Under the benignant influence of the water injected in the large intestine there comes a desire to expel it, which, when responded to, carries with it the feces so long imprisoned, and at the same time divests the walls of the intestine of the inevitable incrustations.
Thus, with purifying water, the foul pool is emptied, and the parts are cleansed so thoroughly that nothing is left to vex the inflamed tissue.
Is there any sane person that can offer one valid objection to the use of depuratory enemas in cases in which the normal function of the bowels is lost through abnormal changes brought about by chronic disease?
CHAPTER V.
Rebellion of our outraged Internal Economy.
The small intestine is that portion of the alimentary canal which begins at the stomach and ends at the large intestine. Its usual length is twenty feet. The diameter, which at the upper portion (duodenum) is two inches, gradually becomes less, until at the lower end it is but one inch.

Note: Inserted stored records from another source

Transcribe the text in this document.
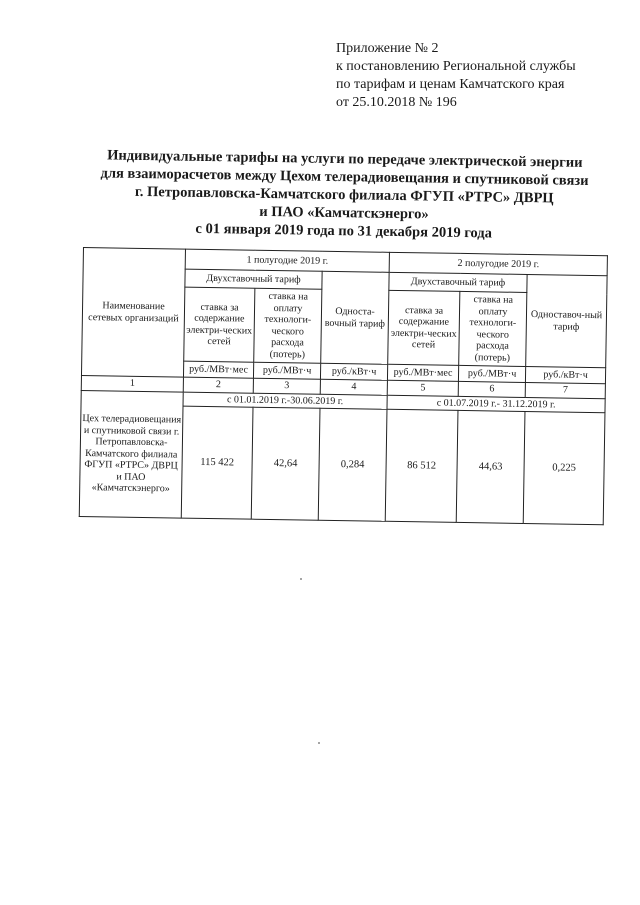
Приложение № 2
к постановлению Региональной службы
по тарифам и ценам Камчатского края
от 25.10.2018 № 196
Индивидуальные тарифы на услуги по передаче электрической энергии
для взаиморасчетов между Цехом телерадиовещания и спутниковой связи
г. Петропавловска-Камчатского филиала ФГУП «РТРС» ДВРЦ
и ПАО «Камчатскэнерго»
с 01 января 2019 года по 31 декабря 2019 года
Наименование сетевых организаций	1 полугодие 2019 г.			2 полугодие 2019 г.		
	Двухставочный тариф		Односта-вочный тариф	Двухставочный тариф		Одноставоч-ный тариф
	ставка за содержание электри-ческих сетей	ставка на оплату технологи-ческого расхода (потерь)		ставка за содержание электри-ческих сетей	ставка на оплату технологи-ческого расхода (потерь)	
	руб./МВт·мес	руб./МВт·ч	руб./кВт·ч	руб./МВт·мес	руб./МВт·ч	руб./кВт·ч
1	2	3	4	5	6	7
Цех телерадиовещания и спутниковой связи г. Петропавловска-Камчатского филиала ФГУП «РТРС» ДВРЦ и ПАО «Камчатскэнерго»	с 01.01.2019 г.-30.06.2019 г.			с 01.07.2019 г.- 31.12.2019 г.		
	115 422	42,64	0,284	86 512	44,63	0,225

Now, the length of the inner coat of this small intestine—the mucous membrane—is about double that of the intestine itself. Think of wearing a coat twice as long as yourself! How do you think this is accomplished in the case of the muscular tube under consideration? Well, Nature, having a most peculiar function to perform, has thrown this mucous coat or tube into a thousand folds (valvulæ conniventes, or “winking valves”). These folds form valves, occupying from one-third to one-half the circumference of the bowel. The greatest width of each fold is at the center, where it measures from a quarter to half an inch. Over this great expanse of mucous membrane we find studded ten million five hundred thousand intestinal villi, whose office it is to absorb the food substances in their passage through the canal.